Più complesso il discorso che riguarda l'immigrazione: in passato l'immigrato era considerato una risorsa per il paese ospitante mentre oggi costituisce un peso per la società. Il nodo centrale del tema è l'integrazione; per favorirla De Luca propone la regolamentazione della quantità di soggetti da ospitare, l'amalgama ottimale delle culture che devono essere mescolate tra di loro e, infine, il rispetto imprescindibile del sistema di regole del paese ospitante.

Nel quarto capitolo, invece, si tratta un argomento molto caro agli italiani: la fiducia che si ha nello Stato. Nel nostro bel paese, infatti, le statistiche sulla percezione che il popolo ha delle tasse dimostrano che il reato di evasione fiscale è giudicato con molta indulgenza, e questo accade soprattutto a causa dell'inefficienza dei servizi pubblici. De Luca abbraccia la teoria del giornalista Oscar Giannino: aumentare l'efficienza dei servizi e dei beni resi dallo Stato e adottare una riforma generale del fisco nella quale, a maggiori controlli e sanzioni, si accompagni l'allentamento della pressione fiscale.

Altro argomento trattato nel saggio è quello dell'istruzione. Istruirsi è un diritto/dovere di tutti e nessuno deve esserne privato; per capirne meglio l'importanza l'autore si pone delle domande e, a sua volta, propone delle risposte di facile intuizione. A chi serve l'istruzione? A tutti. Chi deve pagarla? Lo Stato, cioè tutti. Chi se ne deve avvantaggiare? La società. Chi deve decidere fin dove spingerla? L'interessato a patto che sia lui stesso a provvedere alle spese.

L'ultimo capitolo, il più interessante, Prosperità non benessere, pone al lettore un interrogativo: benessere uguale felicità? Nel corso della Storia sono state date molte risposte e varie sono state anche le teorie degli studiosi. Il monetarista Milton Friedman disse che tutto è misurabile in dollari; questa affermazione al suo interno contiene una verità: "il denaro non compra la felicità ma i suoi buoni tre quarti". Le ricerche del guru più famoso della statistica moderna, George Horace Gallup, portano alla conclusione che la differenza di felicità tra paesi ricchi e paesi poveri non è poi così marcata. Nuove scuole di pensiero aggiungono che la ricchezza non è misurabile esclusivamente in denaro, ma dipende da diversi fattori qualitativi del vivere quotidiano.
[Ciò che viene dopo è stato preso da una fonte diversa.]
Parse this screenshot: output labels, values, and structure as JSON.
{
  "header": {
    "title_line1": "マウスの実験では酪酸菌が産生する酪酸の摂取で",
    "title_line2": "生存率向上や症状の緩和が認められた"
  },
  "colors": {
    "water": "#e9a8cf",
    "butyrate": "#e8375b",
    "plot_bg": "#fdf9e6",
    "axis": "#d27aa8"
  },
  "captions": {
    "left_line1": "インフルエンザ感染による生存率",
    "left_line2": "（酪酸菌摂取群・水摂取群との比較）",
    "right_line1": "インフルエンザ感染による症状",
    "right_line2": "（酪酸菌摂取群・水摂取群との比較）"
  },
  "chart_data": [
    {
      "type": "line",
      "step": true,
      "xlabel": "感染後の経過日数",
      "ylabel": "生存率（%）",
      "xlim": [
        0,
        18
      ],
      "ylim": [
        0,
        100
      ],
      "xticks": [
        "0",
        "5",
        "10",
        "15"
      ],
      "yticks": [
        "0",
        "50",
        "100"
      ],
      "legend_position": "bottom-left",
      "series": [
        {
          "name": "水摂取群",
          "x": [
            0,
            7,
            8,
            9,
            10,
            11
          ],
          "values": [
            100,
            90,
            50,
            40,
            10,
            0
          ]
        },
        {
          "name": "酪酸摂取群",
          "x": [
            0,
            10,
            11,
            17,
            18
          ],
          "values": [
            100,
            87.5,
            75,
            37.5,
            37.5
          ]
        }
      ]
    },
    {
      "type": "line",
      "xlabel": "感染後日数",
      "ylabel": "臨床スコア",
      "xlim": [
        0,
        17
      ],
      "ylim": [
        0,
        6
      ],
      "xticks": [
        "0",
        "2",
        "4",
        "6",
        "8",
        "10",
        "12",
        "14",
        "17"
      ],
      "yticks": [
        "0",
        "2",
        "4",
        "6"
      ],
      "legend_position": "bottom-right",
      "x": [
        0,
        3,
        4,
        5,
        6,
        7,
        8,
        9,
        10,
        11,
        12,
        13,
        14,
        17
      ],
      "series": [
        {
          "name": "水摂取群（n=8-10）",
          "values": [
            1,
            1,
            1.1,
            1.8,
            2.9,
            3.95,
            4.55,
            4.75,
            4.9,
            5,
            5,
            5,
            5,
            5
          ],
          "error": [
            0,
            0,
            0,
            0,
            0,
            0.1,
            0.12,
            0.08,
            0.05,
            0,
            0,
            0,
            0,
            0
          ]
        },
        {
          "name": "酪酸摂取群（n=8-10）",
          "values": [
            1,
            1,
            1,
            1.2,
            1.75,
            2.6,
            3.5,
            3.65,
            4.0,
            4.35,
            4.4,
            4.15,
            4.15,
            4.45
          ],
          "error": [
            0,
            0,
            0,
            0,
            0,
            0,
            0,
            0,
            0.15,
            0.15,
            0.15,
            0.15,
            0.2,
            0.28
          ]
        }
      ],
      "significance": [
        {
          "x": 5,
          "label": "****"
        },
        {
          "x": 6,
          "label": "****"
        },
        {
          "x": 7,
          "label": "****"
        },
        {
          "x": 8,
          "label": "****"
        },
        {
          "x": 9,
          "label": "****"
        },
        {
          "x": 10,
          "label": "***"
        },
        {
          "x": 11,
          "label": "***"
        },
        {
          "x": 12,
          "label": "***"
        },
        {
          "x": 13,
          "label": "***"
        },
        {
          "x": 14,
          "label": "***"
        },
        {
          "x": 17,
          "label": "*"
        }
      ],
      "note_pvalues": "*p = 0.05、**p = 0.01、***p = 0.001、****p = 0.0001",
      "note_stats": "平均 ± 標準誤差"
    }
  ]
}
Un altro noto filosofo ed economista, John Stuart Mill, sosteneva che la felicità individuale, come quella di una società (la cosiddetta "felicità pubblica"), non può essere procurata né può costituire oggetto di prescrizione normativa.

In conclusione, un saggio interessante, anche se un po' prolisso, che si rivolge principalmente ad un pubblico di "addetti ai lavori" o, comunque, ad un lettore che abbia già una certa conoscenza di storia economica e dei temi in esso affrontati.